The two stamps are from territories currently disputed between Ukraine on one side, Russia or Russian-[choose your opinion]ed independentist groups on the other.
Yalta, first stamp issued in this series, "V" for the interior basic letter (via My postal world, 10 June 2017).
Since the events of early 2014 the "Euromaidan protest"-inspired governments of Ukraine are facing the de facto integration of Crimea and Sebastopol into the Federation of Russia. So the issue of the Yalta stamp... The stamp will appear on many envelopes inside the country, the message is clear: Crimea is Ukrainian.

A traditional role for a stamp: to reinforce sovereignty... as Russia has been doing with stamps about Crimean places since 2014.
Arms of Yenakiieve (via My postal world, 21 June 2017).
The other troublesome stamp was issued Tuesday 20 June bearing the arms of Yenakiieve, in the oblast of Donetsk and the industrial region of Donbass, où deux groupes pro-russes revendiquent l'indépendance et sont en guerre civile contre l'État ukrainien.

Since the first fights in April 2014 this city is under the control of the separatists of the People's Republic of Donetsk while part of its suburbs were retaken by the Ukrainian army.

One question: how is the postal system working in Donbass?

Saturday 24 June: Even video games heroes receive postcards.
Just Cause 3 isn't an intellectual reflective video games - sure those kinds of games exist: read Canard PC - but the Swedish studio Avalanche allows its hero the capacity to read.
Introductive video of the game - the only seconds without gun and cannon shots? - during which the hero reads again his cousin's postcard that decided him to go back to its archipelago country in the Mediterranean Sea (via Fl0GaminG video on youTube, 5 December 2015).
In the Just Cause series the player must violently disrupt a dictatorial régime by killing soldiers, destroying strategic and military assets.
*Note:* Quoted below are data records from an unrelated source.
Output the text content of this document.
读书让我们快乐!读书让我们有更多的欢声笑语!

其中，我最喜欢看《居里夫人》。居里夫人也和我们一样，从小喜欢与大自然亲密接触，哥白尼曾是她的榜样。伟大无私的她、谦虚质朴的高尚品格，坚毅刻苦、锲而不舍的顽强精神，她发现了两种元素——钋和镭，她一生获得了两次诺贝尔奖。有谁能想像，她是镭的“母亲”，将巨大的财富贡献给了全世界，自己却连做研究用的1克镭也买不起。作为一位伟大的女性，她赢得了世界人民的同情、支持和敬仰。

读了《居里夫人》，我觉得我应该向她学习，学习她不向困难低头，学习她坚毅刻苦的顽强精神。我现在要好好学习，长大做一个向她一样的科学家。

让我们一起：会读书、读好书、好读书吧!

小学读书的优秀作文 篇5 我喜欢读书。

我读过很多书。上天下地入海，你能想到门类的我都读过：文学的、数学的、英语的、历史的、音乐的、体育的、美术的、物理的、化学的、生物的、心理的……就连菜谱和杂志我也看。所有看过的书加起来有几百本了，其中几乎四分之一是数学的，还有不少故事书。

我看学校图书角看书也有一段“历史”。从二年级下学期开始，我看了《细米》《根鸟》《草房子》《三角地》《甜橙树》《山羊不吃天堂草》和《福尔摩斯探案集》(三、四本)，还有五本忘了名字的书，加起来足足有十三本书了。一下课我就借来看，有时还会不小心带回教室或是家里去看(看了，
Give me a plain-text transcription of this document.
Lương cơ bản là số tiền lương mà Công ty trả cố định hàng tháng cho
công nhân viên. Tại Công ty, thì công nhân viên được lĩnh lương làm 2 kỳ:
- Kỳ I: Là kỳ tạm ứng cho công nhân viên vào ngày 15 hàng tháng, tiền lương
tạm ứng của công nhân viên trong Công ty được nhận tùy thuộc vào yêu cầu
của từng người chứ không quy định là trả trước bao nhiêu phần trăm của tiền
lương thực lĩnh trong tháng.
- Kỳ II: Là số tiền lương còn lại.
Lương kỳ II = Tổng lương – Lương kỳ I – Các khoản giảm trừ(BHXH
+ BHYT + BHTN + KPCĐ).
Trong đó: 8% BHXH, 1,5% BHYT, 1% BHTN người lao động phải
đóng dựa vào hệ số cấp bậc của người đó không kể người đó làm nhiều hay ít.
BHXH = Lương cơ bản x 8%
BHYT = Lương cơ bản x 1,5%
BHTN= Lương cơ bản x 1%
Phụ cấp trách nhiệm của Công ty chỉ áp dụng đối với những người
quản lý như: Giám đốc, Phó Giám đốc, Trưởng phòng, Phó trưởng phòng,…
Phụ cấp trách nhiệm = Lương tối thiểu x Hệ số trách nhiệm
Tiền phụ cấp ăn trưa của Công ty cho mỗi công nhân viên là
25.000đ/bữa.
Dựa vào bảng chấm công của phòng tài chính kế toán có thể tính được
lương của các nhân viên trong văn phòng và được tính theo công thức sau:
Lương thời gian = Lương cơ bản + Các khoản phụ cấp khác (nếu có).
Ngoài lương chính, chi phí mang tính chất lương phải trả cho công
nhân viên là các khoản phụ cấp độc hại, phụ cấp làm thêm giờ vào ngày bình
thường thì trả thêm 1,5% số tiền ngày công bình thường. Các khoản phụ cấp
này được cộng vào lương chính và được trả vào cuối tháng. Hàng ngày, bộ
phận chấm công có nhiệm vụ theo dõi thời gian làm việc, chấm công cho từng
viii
When enough "chaos points" have been earned, he/she can perform special missions to advance into the story and towards the dismissal of the leader.

The third episode is special because the Agency accepts to send the hero to his country of birth, a Mediterranean archipelago under a military ruler, inspired by interwar fascism and many regional (both European and Arabic) military dictators.

How did he know he should come back and fight?

His cousin sent him a postcard with the dictator as main illustration of both the card and the postage stamp.